From OpenStreetMap Wiki
Jump to navigation Jump to search

Towards a standard hash for wikidata preservation and quality control.

There are a rare but problematic case when a OSM Map Feature changes its wikidata value. The only way to ensure the traceability (track back the original Wikidata) is checking and preserving some spatial information.

Wikidata context conventions

The Wikidata information is not alone: there are also a type tag obligation and, acording the type-tag the Wikidata relationships.

Other obligation: all Wikidata-ID used as OSM tag of an OSM element must be linked, directly or indirectly (by instance or subclass relationships), to a country (or the "international" rare case).

Basic spatial information

The information at the XML OSM planet file, or some "easy to get" information (eg. by fast Overpass operation) like a bound box or centroid. Supposing a "canonic" XML representation:

  <bounds minlat="47.04774" minlon="9.471078" maxlat="47.27128" maxlon="9.636217"/>
  <centroid lat="47.8480348" lon="16.191717"/>

The "basic information" about any kind of element (node/way/relation) is the centroid inside the Map Feature, so the ST_PointOnSurface() PostGIS function, that is a OGS standard of SFA (Simple feature access).

Minimal spatial information

Minimal information is also about "minimal spacial precision", so we can use round(number,cut) to cut extra decimal places. And "minimal" is also about "minimal representation", so we can map the XML representation to a simple JSON representation by arrays:

  {"bounds":[47.048,9.471,47.271,9.636],"centroid":[47.8480,16.1917]}

where we used the following conventions:

  • BBOX bounds as an array of 4 with three-decimal-places coordinates, in the "canonical sequence" (minlat,minlon,maxlat,maxlon).
  • centroid coodinate as an array of "canonical lat-long sequence" with four-decimal-places coordinates.
For a node
There are only one coordinate, the lat and lon as XML attributes, so use it as centroid.
For a way
Can be characterized by BBOX or by its length as a complement of its centroid. Both, length and BBOX can be sensitive to little editions when spacial precision is not adequate. So there are no "optimal choice" for it.
For a relation
Can be characterized by BBOX or by its area (or length if it is a set of ways) as a complement of its centroid. Both, area and BBOX can be sensitive to little editions when spacial precision is not adequate. So there are no "optimal choice" for it.

Conclusion and convention

The simplest is to use the centroid, but (for ways and relations) the ST_PointOnSurface(). As all nodes are in the XML, the only demand to PostGIS or Overpass are ways and relations... A big reduction in the process time, and, as it is simple, can be the hash of 2 space-separed numbers,
  47.8480 16.1917
or, a bigint representing this 2 numbers, any trucated value from lat*lon,
eg. 77474046160 = 478480::bigint*161917::bigint.

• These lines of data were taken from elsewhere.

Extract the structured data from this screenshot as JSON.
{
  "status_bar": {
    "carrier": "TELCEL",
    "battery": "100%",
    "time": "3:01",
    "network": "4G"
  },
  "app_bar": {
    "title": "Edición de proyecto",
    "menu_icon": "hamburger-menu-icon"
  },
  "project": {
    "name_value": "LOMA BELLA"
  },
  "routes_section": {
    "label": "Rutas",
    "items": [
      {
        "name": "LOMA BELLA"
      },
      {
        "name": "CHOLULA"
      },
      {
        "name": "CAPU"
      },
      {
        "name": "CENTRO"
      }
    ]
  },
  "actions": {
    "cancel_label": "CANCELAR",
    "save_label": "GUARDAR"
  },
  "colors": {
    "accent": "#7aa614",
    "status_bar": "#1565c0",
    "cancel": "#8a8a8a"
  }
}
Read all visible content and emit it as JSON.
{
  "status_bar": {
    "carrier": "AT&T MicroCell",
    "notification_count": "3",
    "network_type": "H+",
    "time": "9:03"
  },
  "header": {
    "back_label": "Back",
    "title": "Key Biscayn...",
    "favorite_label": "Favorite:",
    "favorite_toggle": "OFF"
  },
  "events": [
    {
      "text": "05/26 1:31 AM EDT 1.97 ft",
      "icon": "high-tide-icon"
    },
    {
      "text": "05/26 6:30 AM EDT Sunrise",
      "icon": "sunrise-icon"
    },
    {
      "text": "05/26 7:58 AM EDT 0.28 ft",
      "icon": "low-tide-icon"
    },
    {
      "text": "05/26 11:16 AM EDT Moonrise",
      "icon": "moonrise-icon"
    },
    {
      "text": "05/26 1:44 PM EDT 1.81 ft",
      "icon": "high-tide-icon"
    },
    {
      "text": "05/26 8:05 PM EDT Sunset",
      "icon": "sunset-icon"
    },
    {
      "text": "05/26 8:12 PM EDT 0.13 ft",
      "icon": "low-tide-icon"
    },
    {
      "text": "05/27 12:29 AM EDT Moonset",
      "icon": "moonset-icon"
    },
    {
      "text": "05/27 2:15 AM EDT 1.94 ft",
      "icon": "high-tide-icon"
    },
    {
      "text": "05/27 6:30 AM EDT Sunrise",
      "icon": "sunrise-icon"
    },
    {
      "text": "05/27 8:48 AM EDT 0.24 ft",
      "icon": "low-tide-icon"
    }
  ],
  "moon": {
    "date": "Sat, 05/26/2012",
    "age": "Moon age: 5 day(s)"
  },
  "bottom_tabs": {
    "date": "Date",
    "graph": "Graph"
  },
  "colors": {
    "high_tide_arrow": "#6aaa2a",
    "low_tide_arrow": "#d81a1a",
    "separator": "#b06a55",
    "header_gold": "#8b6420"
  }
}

As the longitude can be reduced, eg. the elements of countries with centroid at higher the latitude (>60°).

Optimal hash function

Most important is to be a standard/popular hash function. So, there are a little set of options. The choice criteria is "uniqueness" and "CPU velocity" at PostgreSQL processing. There are some benchmarks:

So, the w:CRC32 is perhaps good enough. Example: crc32 of {"bounds":[47.048,9.471,47.271,9.636],"centroid":[47.8480,16.1917]} is 20e9b05d and can by represented as bigint datatype at PostgreSQL. Other hashes:

  • truncated MD5 by 8 hexadecimal digits: fd18cf67.
  • truncated SHA1 by 8 hexadecimal digits: ec668989.
  • Murmur...